Money and Power Equal Access: Ordinary Citizens Need Not Apply
I read in the newspaper last week now the US Chief Negotiator on the Israeli-Palestinian peace talks, Martin Indyk, met with a group of Jewish leaders to brief them on the "tightly held" details of what was being proposed by Secretary of State John Kerry. A few days before, New York’s new mayor Bill de Blasio, who had run for office pledging a new openness and transparency for the city government spoke privately at a dinner hosted by the American Israel Public Affairs Committee (AIPAC). The gathering was not on the mayor’s public schedule, received no advanced publicity, and was closed to outsiders. A journalist who succeeded in entering was forcibly removed from the premises. At the meeting de Blasio went way over the top even for a New York politician, saying that it is "part of [his] job description to be a defender of Israel" and that AIPAC "would always have a friend and ally at City Hall." He went on to assert that defending Israel is "elemental to being an American because there is no greater ally on earth."

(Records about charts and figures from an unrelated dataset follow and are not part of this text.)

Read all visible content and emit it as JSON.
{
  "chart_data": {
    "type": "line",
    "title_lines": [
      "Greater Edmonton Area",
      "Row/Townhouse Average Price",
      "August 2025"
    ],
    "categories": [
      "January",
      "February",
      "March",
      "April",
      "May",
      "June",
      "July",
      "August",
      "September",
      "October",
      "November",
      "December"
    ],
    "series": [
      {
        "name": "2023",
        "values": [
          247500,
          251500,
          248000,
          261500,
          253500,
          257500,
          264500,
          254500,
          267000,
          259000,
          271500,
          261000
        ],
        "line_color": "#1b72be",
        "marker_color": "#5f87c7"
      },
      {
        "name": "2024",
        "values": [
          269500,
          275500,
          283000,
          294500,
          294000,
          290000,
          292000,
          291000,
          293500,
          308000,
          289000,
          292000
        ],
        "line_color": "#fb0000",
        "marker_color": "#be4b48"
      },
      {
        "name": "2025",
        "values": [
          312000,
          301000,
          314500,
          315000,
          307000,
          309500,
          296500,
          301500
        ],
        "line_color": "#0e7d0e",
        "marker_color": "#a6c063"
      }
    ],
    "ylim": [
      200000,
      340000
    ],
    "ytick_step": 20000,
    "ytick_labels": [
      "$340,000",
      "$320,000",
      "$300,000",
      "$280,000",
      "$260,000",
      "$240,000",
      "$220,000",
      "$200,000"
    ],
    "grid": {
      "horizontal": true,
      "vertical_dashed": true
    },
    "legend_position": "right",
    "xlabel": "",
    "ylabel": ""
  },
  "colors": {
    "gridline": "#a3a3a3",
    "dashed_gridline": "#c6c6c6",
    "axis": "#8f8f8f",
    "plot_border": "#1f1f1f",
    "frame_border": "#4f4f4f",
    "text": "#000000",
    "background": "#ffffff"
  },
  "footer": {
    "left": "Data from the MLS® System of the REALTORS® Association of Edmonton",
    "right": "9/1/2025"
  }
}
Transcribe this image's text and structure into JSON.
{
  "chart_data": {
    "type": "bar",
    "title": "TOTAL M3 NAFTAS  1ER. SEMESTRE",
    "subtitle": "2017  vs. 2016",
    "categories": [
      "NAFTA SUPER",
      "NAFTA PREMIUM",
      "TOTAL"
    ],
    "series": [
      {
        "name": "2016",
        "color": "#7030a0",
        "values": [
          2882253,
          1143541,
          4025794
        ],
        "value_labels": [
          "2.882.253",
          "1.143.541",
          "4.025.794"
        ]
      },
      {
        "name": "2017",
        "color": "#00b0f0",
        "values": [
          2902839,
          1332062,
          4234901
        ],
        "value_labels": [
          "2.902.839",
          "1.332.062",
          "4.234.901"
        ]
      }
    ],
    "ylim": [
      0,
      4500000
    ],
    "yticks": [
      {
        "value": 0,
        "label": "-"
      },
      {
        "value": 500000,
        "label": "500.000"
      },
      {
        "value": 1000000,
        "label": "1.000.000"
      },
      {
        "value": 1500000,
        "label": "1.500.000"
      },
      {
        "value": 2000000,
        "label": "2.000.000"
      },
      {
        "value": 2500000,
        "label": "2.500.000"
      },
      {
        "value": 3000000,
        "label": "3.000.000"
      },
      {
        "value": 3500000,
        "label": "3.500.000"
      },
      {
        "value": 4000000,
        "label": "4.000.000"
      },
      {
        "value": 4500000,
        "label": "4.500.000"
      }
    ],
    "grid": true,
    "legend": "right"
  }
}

How de Blasio, a lifelong progressive, squares his commitment to undying fealty to AIPAC with his undoubted knowledge that the group is possibly the most virulent advocate of war with Iran this side of the Israeli government itself might best be left to his conscience, if he has one. And if there was any doubt that there is something rotten in New York, the State Senate meanwhile passed a bill by a vote of 56 to 4 rejecting the use of state funds to support any institution that boycotts "certain countries or their higher education institutions." Senator Jeffrey Klein, the bill’s co-sponsor boasted that he would "not allow the enemies of Israel or the Jewish people to gain an inch in New York." The bill is directed against attempts to divest from or boycott Israeli institutions but it clearly in Klein’s view does not apply to those who are taking every possible step to cripple Iran prior to attacking it.